Une équipe de recherche internationale dirigée par des scientifiques italiens a calculé qu’il existe un nombre impressionnant de trous noirs dans l’Univers observable.
Parmi les objets les plus fascinants, mystérieux – et avouons-le, même un peu inquiétants – qui voyagent dans l’Univers figurent certainement les trous noirs. Techniquement, ils représentent la dernière phase du « cycle de vie » d’une étoile de masse importante, qui après l’effondrement se transforme en un objet d’extrême densité et d’attraction gravitationnelle. Un trou noir est tel parce qu’il ne laisse rien s’échapper au-delà de l’horizon poétique des événements, non seulement la matière, mais tout rayonnement électromagnétique, y compris celui qui permet de voir. Ce sont de véritables « cœurs des ténèbres » et pour cette raison nous ne pouvons pas les observer directement avec des instruments scientifiques. Mais combien y a-t-il de ces mystérieux trous noirs dans l’espace ? Beaucoup beaucoup. Beaucoup plus que nous ne pouvions l’imaginer.
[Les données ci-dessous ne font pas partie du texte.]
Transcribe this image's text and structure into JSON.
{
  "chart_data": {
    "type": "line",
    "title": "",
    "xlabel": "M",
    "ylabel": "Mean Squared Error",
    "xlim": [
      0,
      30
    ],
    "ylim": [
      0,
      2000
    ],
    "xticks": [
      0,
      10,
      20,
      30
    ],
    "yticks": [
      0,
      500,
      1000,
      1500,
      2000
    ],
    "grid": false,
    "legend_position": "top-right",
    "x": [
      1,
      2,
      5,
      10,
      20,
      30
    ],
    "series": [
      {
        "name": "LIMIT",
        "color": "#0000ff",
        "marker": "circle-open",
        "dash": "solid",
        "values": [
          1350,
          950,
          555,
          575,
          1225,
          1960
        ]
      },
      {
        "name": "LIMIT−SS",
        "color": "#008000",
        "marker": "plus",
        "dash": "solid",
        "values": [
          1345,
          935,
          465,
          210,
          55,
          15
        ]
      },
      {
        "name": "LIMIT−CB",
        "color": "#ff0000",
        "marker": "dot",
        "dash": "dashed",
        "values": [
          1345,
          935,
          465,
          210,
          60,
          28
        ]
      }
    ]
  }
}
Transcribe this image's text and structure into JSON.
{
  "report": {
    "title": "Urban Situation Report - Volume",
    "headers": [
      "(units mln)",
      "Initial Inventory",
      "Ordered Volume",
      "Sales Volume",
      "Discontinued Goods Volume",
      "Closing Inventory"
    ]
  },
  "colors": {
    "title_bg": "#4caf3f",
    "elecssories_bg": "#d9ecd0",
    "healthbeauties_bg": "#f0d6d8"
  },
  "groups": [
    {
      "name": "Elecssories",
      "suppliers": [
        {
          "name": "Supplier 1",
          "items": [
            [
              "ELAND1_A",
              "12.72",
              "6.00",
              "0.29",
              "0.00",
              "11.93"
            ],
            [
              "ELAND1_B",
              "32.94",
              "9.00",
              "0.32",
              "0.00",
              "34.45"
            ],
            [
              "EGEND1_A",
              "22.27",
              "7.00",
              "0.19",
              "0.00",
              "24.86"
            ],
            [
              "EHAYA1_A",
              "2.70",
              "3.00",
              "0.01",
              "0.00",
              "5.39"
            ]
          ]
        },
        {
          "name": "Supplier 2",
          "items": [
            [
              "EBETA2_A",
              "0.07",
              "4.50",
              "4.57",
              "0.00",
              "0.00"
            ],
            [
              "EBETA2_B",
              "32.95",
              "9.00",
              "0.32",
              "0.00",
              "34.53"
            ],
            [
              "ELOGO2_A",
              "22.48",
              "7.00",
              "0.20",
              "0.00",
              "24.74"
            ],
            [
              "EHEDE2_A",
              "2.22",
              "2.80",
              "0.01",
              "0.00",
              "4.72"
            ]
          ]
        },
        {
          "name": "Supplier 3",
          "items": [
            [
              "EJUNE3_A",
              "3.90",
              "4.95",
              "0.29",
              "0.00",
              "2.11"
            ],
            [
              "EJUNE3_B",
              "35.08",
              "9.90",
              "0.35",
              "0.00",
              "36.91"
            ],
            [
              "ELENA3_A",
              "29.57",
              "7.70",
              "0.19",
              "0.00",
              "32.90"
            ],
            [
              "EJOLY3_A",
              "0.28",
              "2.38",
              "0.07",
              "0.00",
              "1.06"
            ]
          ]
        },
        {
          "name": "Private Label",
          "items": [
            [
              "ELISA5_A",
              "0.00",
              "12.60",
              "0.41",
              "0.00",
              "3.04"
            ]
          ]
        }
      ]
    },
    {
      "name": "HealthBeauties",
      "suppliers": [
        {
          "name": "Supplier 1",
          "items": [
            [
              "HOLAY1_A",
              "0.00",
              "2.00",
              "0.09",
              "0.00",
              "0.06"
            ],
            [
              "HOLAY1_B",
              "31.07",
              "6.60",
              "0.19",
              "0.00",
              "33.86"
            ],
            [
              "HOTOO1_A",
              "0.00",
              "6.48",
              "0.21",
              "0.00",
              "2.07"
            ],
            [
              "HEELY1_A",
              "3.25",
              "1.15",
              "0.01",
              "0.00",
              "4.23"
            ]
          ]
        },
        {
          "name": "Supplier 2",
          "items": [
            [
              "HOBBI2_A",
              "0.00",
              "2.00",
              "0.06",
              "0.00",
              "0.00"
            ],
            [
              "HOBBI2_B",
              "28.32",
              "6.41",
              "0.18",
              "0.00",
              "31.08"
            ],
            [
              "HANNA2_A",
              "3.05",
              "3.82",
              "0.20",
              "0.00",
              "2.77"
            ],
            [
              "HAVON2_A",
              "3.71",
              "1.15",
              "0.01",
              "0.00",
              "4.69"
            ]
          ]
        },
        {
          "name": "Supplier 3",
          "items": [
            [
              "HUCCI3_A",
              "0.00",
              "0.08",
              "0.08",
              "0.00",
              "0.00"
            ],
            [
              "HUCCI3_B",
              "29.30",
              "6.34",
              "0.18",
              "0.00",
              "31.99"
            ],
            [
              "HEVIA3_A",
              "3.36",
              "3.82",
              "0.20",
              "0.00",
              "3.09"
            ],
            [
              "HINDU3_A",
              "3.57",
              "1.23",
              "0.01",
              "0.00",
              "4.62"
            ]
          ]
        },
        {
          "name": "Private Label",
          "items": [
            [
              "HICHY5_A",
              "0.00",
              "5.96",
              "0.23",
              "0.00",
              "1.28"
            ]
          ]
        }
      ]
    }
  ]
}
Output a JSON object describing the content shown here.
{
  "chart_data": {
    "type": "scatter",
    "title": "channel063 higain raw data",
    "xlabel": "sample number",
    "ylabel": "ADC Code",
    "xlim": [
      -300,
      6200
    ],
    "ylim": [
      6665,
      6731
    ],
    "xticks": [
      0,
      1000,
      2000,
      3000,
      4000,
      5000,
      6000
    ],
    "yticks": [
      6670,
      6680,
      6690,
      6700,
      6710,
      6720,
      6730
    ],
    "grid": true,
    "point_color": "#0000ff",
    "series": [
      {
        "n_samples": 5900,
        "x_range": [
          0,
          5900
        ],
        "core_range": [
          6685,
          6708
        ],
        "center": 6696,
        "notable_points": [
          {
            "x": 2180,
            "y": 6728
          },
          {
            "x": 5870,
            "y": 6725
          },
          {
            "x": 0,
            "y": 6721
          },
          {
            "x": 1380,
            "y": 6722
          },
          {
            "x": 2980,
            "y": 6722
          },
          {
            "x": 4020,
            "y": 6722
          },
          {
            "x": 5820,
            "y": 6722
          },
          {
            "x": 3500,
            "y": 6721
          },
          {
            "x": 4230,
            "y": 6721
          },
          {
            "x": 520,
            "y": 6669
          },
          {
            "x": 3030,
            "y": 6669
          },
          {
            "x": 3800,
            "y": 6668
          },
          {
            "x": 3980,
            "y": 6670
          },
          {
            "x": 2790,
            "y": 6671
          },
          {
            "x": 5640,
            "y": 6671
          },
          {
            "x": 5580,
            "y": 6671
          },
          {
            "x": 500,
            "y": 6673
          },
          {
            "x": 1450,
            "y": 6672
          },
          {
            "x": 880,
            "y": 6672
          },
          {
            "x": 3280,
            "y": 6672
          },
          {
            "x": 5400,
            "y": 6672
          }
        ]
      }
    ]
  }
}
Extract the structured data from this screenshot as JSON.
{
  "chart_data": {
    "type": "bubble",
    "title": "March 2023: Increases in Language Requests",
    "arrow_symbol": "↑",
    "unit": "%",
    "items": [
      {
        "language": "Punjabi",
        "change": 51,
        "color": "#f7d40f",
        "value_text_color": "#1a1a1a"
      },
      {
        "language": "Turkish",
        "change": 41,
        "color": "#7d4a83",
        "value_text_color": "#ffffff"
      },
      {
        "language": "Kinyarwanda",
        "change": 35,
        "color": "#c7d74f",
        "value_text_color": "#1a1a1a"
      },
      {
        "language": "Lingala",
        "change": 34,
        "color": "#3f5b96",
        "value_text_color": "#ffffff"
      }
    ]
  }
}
Ce calcul intéressant a été effectué par une équipe de recherche internationale dirigée par des scientifiques de l’École internationale d’études avancées (SISSA) de Trieste, qui a collaboré étroitement avec des collègues de l’Institut de physique fondamentale de l’univers (IFPU), de l’Institut national de recherche nucléaire Physique (INFN), IRA-INAF, le Département de Physique et d’Astronomie « Galileo Galilei » de l’Université de Padoue, l’Université de Southampton et l’Université de Durham. Les scientifiques, coordonnés par le Dr Alex Sicilia, pour faire leur propre calcul ont exploité un modèle de calcul avancé ne prenant en compte que les trous noirs d’une masse comprise entre 5 et 160 fois celle du Soleil. Ils ont envisagé tous ceux qui peuvent provenir de » Mort » d’étoiles uniques ou binaires, ainsi que d’objets issus de la fusion de trous noirs, événements extrêmement énergétiques dont les « traces » – ondes gravitationnelles – peuvent être interceptées par de grands interféromètres tels que LIGO et VIRGO. Le calcul n’inclut pas les grands trous supermassifs avec des millions ou des milliards de masses solaires qui se nichent au centre des galaxies, comme le Sagittaire A* au cœur de la Voie lactée (4 millions de masses solaires) ou celui au centre de M87″ photographié » en 2019 par le projet international Event Horizon Telescope (Eht).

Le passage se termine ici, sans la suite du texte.